Although combative tenants are rare during the forced move-out process, Coleman confirmed that some tenants may choose to damage the property beforehand—one of the main reasons that the landlords are wary of filing for evictions. In that case, landlords can try to recoup lost funds for repairs in Small Claims Court or a $100 fee per tenant to use programs like Stick It To ‘Em.
“We partnered with Stick It To ‘Em, where we will file that claim with damages, reletting fees, cleaning fees, any other fees associated with that property to all three credit bureaus,” said Coleman. “It stays on the credit report for seven years. If any monies are collected, then the landlord will get 50% of what’s collected while the collection agency gets the other 50%.”

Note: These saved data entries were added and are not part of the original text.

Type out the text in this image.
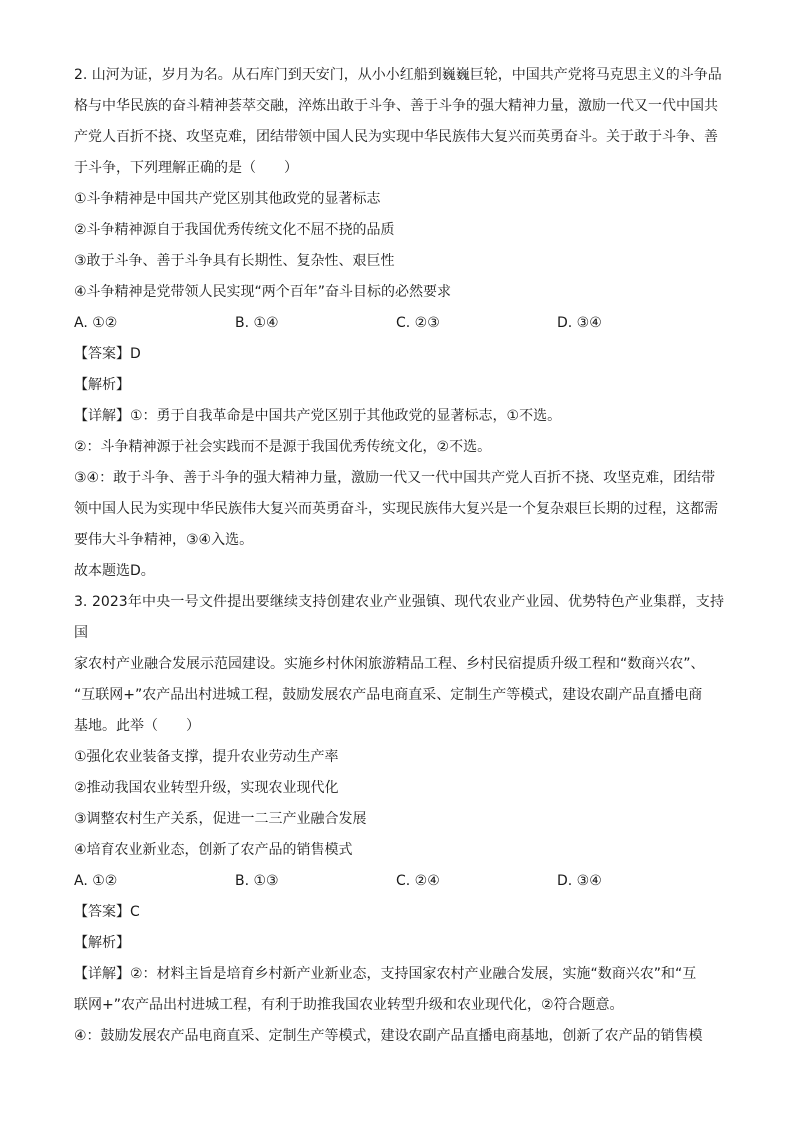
2. 山河为证，岁月为名。从石库门到天安门，从小小红船到巍巍巨轮，中国共产党将马克思主义的斗争品

格与中华民族的奋斗精神荟萃交融，淬炼出敢于斗争、善于斗争的强大精神力量，激励一代又一代中国共

产党人百折不挠、攻坚克难，团结带领中国人民为实现中华民族伟大复兴而英勇奋斗。关于敢于斗争、善

于斗争，下列理解正确的是（　　）

①斗争精神是中国共产党区别其他政党的显著标志

②斗争精神源自于我国优秀传统文化不屈不挠的品质

③敢于斗争、善于斗争具有长期性、复杂性、艰巨性

④斗争精神是党带领人民实现“两个百年”奋斗目标的必然要求

A. ①②	B. ①④	C. ②③	D. ③④

【答案】D

【解析】

【详解】①：勇于自我革命是中国共产党区别于其他政党的显著标志，①不选。

②：斗争精神源于社会实践而不是源于我国优秀传统文化，②不选。

③④：敢于斗争、善于斗争的强大精神力量，激励一代又一代中国共产党人百折不挠、攻坚克难，团结带

领中国人民为实现中华民族伟大复兴而英勇奋斗，实现民族伟大复兴是一个复杂艰巨长期的过程，这都需

要伟大斗争精神，③④入选。

故本题选D。

3. 2023年中央一号文件提出要继续支持创建农业产业强镇、现代农业产业园、优势特色产业集群，支持国

家农村产业融合发展示范园建设。实施乡村休闲旅游精品工程、乡村民宿提质升级工程和“数商兴农”、

“互联网+”农产品出村进城工程，鼓励发展农产品电商直采、定制生产等模式，建设农副产品直播电商

基地。此举（　　）

①强化农业装备支撑，提升农业劳动生产率

②推动我国农业转型升级，实现农业现代化

③调整农村生产关系，促进一二三产业融合发展

④培育农业新业态，创新了农产品的销售模式

A. ①②	B. ①③	C. ②④	D. ③④

【答案】C

【解析】

【详解】②：材料主旨是培育乡村新产业新业态，支持国家农村产业融合发展，实施“数商兴农”和“互

联网+”农产品出村进城工程，有利于助推我国农业转型升级和农业现代化，②符合题意。

④：鼓励发展农产品电商直采、定制生产等模式，建设农副产品直播电商基地，创新了农产品的销售模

Is the Eviction Worth the Trouble? From hoarders to conflicting spouses to late-paying tenants, evictions can be ugly. However, they don’t have to be. It’s harder for family members and significant others to vet each other as roommates and clients, but both parties can see signs when the housing agreement isn’t working out.
And for property owners who have no prior ties to their tenants, vetting and background checks are key. Doing so creates less room for misunderstandings once monetary disputes and eviction actions are taken.
But as with any relationship (business or personal), sometimes the relationship sours even if both parties never intended for it to happen. When eviction seems like the most likely alternative, property owners must protect their investments. And with companies like Lone Star Evictions, who prioritizes itself as “always on the client’s side,” eviction and separation may be the best way to part ways.